SEACrowd / seacrowd-datahub

A collaborative project to collect datasets in SEA languages, SEA regions, or SEA cultures.
Apache License 2.0
57 stars 54 forks source link

Create dataset loader for UIT-ViQuAD #575

Open SamuelCahyawijaya opened 3 months ago

SamuelCahyawijaya commented 3 months ago

Dataloader name: uit_viquad/uit_viquad.py DataCatalogue: http://seacrowd.github.io/seacrowd-catalogue/card.html?uit_viquad

Dataset uit_viquad
Description Vietnamese Question Answering Dataset (UIT-ViQuAD), a new dataset for the low-resource language as Vietnamese to evaluate MRC models. This dataset comprises over 23,000 human-generated question-answer pairs based on 5,109 passages of 174 Vietnamese articles from Wikipedia.
Subsets -
Languages vie
Tasks Question Answering
License Unknown (unknown)
Homepage https://sites.google.com/uit.edu.vn/uit-nlp/datasets
HF URL -
Paper URL https://aclanthology.org/2020.coling-main.233/
patrickamadeus commented 3 months ago

self-assign

patrickamadeus commented 3 months ago

Hi! I have requested kietnv@uit.edu.vn for the dataset, but haven't received any response. Can anyone assist me / perhaps know the data issuer directly?

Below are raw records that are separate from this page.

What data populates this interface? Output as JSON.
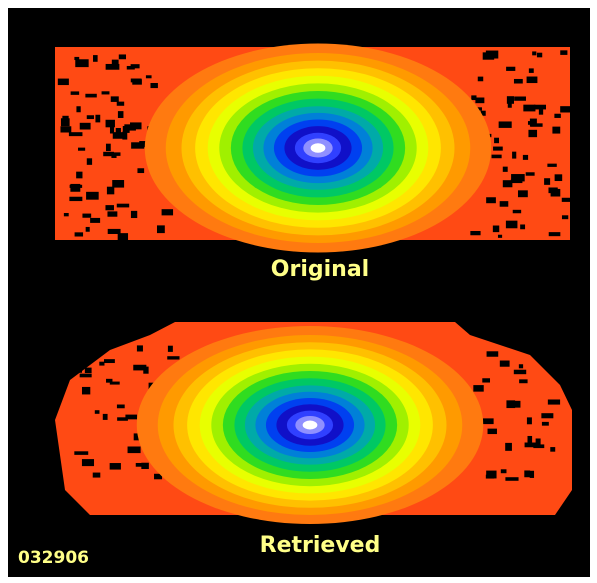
{
  "labels": {
    "top": "Original",
    "bottom": "Retrieved",
    "id": "032906"
  }
}
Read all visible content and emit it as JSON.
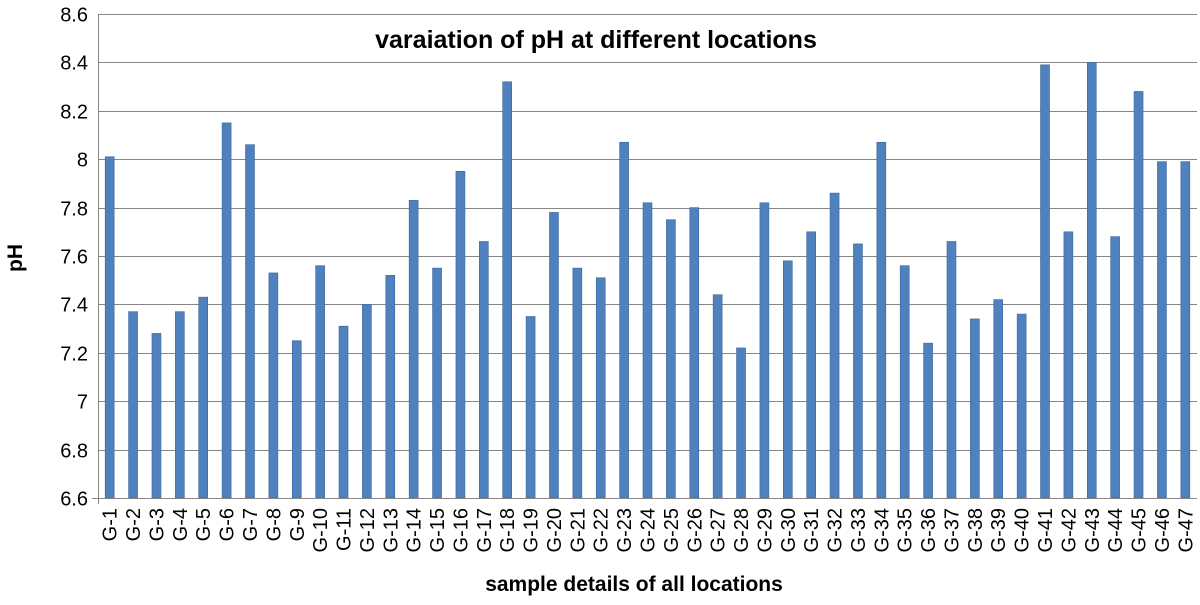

cc: @SamuelCahyawijaya @holylovenia

holylovenia commented 3 months ago

Hi! I have requested kietnv@uit.edu.vn for the dataset, but haven't received any response. Can anyone assist me / perhaps know the data issuer directly?

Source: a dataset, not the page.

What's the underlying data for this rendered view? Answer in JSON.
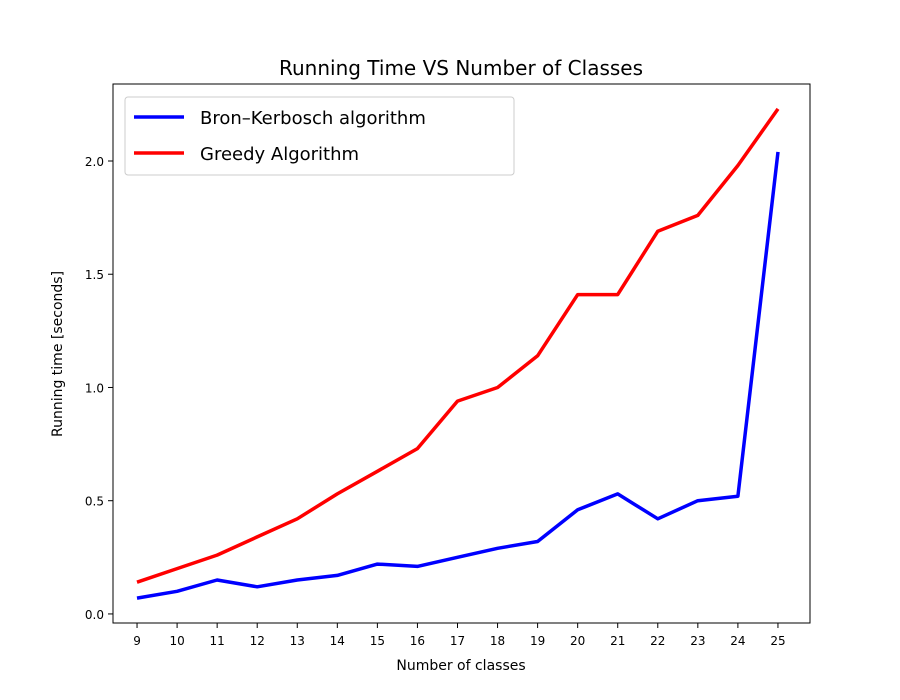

cc: @SamuelCahyawijaya @holylovenia

Hi @patrickamadeus, I'm not sure if any of us knows him personally. :( I guess our only option is to wait for now.

holylovenia commented 2 months ago

Hi @patrickamadeus, is there any reply from the dataset owner?

patrickamadeus commented 2 months ago

Hi @holylovenia , sadly no :(

akhdanfadh commented 2 months ago

@patrickamadeus I contacted him yesterday and got an instant reply. Try emailing him again.